Gaby called to him: “Bonjour, Albert!”

The man turned, recognised him, and came aft to climb up onto the jetty.

“I want to hire your boat,” said the Saint.

“At what time, m’sieu? I have a client at eleven.”

“Now!”

Simon thrust a roll of hundred-franc notes into the man’s hand, and had jumped down onto the boat and cast off while the startled owner was still counting them. He gunned the powerful engine into life and sent the boat purring out into the channel.

7

To avoid attracting the unwelcome attention of the maritime police, he had to make his way through the harbour at a speed that any Olympic swimmer could have surpassed without any exertion, and by the time he cleared the breakwater the launch he was following had taken a formidable lead.

s soon as he reached open water and was able to give the motor its head, the power of the propeller’s churning blades lifted the bow of the light fibre-glass hull clear of the water. He stood with his legs slightly bent to absorb the shock of the continual pounding as the keel jounced over innocent wavelets that seemed to turn into ridges of solid wood. His hands caressed the wheel as he automatically followed the creaming wake of the launch.

His borrowed speedboat was nimble and fast, but the launch he was trailing was no lumbering tugboat either. After a few minutes, he could estimate that he could be sure of overtaking it, but that it would be anything but a short, swift chase.

He was still trying to figure out the wherefores of the operation. Was Maclett actually being kidnapped at gunpoint? Or had he been told that he was only being ferried to a more secret meeting place?

The launch was headed east-southeast towards the two islands that lie in parallel off the point of the small peninsula where the Croisette ends, on a course that would take it through the channel between Ste. Marguerite and Ste. Honorat. It would certainly get there before he could catch it.

They were not the only vessels headed in that direction. Already a few much larger yachts were cruising towards the same channel, both from the old port and the Port Canto, under orders to take up the best anchorages while their owners and passengers breakfasted, for it was a favourite spot for the luxuriously seaborne community to spend the day, sunning and swimming well removed from the less favoured crowds on the beaches. For many of those millionaire cruisers, it was the longest voyage they ever took.

Simon judged speed and distance with the expert eye of a professional sailor. When he overhauled the launch it would be well into the channel, among several other statelier craft jockeying for position in addition to the boats already berthed there.
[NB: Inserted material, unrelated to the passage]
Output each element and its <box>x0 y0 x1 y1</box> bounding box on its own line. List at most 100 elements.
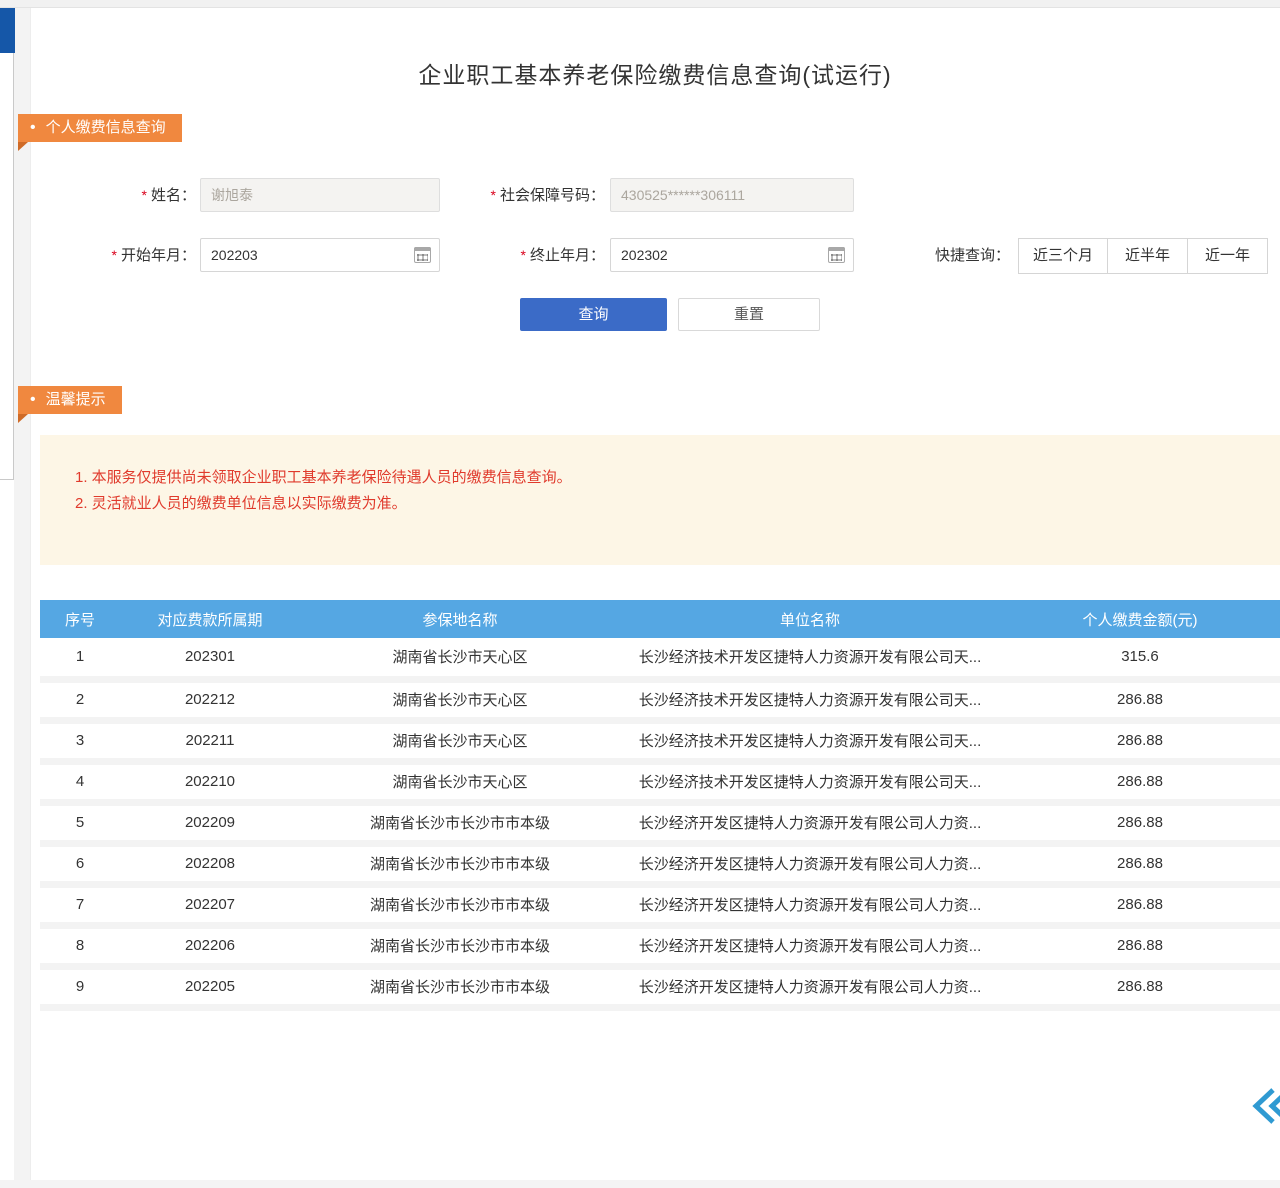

Whatever were the intentions of the people on the launch, the Saint did not want to make his pursuit too obvious.

The Saint was uncomfortably aware that if his pursuit became unmistakable and he then had the temerity to try to head off the launch he would simply be run down, and drawing alongside was the easiest way he could imagine to collect a bullet.

The wind whipped the early warmth of the sun from his skin, pulling at his clothes and hair as the spray flung back by the bow stung his eyes. The Saint grinned at the sound of the hull smashing down on the water, at the protest of the wind in his ears, at the way the morning, so peaceful and tame just a few minutes before, had suddenly become wild and free, at the way the muscles of his arms reacted to hold the speedboat on course when it bucked like a skittish colt.

It was for such moments that the Saint lived. They were the reason for his existence, the antidote to the humdrum organised mundanity of modern life. It had often been suggested that the Saint was born out of his time, that he should have lived in the days when men carried swords at their sides, that he would have been better suited to captaining a privateer in search of galleons on the Spanish Main; that he had no place in the drab days of the twentieth century. But the Saint knew that it is not the time that matters but the people who live in it. He knew that those who spend their present plaintively recalling another’s past are not really yearning for those adventures so much as protecting themselves from the challenges of their own day. His own steed was a fast car, his frigate a speeding motor-boat, but his spirit was as free as that of any highwayman or privateer.